Faire jouer le don et ses codages théologiques en matière de savoir, d’ignorance et d’éducation provoque des effets curieux et suggestifs, sur toutes ses notions. Il est d’abord des dons dont il apparaît qu’on ne peut les rendre, ou qu’il n’est pas souhaitable de les recevoir, de même que nous n’avons pas nécessairement le pouvoir d’acquérir ou de refuser certaines connaissances. Surtout, la notion de don n’a pas seulement à voir avec le savoir, l’ignorance et l’éducation, elle touche à l’ensemble des aptitudes, des lacunes, à la fortune ou à l’infortune des individus. Elle ouvre de la sorte à une réflexion ce que sont nos connaissances, irréductibles à des informations et même à des idées, dont les effets doivent se comprendre au sein d’un tissu complexe, et dans certaines limites.

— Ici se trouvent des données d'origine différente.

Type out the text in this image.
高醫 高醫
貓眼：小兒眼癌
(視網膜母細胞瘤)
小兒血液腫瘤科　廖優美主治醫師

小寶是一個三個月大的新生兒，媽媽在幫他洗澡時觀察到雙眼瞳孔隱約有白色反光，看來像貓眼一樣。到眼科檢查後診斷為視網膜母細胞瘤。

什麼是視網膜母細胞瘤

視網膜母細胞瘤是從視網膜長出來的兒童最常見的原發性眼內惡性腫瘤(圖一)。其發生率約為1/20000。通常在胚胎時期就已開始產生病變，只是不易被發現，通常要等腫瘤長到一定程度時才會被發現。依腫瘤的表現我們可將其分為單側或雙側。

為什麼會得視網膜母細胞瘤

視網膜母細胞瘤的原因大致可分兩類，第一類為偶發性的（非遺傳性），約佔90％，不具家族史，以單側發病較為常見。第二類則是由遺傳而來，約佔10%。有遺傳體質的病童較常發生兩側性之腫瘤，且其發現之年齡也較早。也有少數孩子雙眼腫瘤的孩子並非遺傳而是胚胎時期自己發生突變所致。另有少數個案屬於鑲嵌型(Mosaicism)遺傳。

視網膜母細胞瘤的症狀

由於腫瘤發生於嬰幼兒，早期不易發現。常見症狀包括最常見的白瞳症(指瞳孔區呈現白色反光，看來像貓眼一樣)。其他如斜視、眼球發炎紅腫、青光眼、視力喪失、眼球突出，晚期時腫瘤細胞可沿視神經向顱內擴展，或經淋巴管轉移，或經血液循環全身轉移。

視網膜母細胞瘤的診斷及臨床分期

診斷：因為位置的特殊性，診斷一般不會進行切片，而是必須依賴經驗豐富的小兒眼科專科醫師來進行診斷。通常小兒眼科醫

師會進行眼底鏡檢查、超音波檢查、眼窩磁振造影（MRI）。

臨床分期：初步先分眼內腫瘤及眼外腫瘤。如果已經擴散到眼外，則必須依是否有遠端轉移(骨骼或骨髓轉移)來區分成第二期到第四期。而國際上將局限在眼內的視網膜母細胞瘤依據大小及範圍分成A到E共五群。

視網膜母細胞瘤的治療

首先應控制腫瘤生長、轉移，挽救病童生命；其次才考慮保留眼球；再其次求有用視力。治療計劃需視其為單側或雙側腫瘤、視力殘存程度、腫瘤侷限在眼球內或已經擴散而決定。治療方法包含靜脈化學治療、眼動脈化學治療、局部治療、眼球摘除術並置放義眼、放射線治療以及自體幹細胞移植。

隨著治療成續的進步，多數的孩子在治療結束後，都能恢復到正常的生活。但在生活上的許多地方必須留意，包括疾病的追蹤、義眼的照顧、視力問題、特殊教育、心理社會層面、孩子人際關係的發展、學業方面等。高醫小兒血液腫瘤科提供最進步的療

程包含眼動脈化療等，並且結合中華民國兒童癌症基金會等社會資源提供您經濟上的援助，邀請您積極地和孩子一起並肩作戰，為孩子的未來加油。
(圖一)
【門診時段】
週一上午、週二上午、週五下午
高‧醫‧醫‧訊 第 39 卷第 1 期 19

D’autre part, le recours à la théologie comporte une part ineffaçable d’abstraction liée aux croyances qui l’accompagnent nécessairement ; mais avant d’être une entrave à la réflexion, passer par les éventuelles attaches théologiques du don permet de se décaler par rapport aux problèmes usuels liés au savoir et à l’ignorance, et ainsi de les relancer. Décalage : les dons (ou secours) internes et externes correspondent aux parts d’inné et d’acquis, mais que faire alors du don particulier, de ce mélange de nature et de sort qui fait des individus ce qu’ils sont au bout d’une certaine durée de leur existence, et dont le délitement est tout à fait envisageable ? Il serait particulièrement périlleux, voire ridicule, d’affirmer qu’il s’agit du mixte bio-social dont chacun d’entre nous est fait y compris, d’un point de vue collectif, les « nations ». D’où la relance à nouveaux frais des problèmes, au vu de la fragilité des idées en jeu : par quel œil, et posé sur quoi, ditinguons-nous en effet l’inné et l’acquis, le naturel et l’historique, ce qui veut dire aussi, par exemple, l’immédiat et l’historique, ou l’actualité telle qu’elle est provoquée par la nature des choses de l’actualité telle qu’elle est provoquée par la conjoncture ?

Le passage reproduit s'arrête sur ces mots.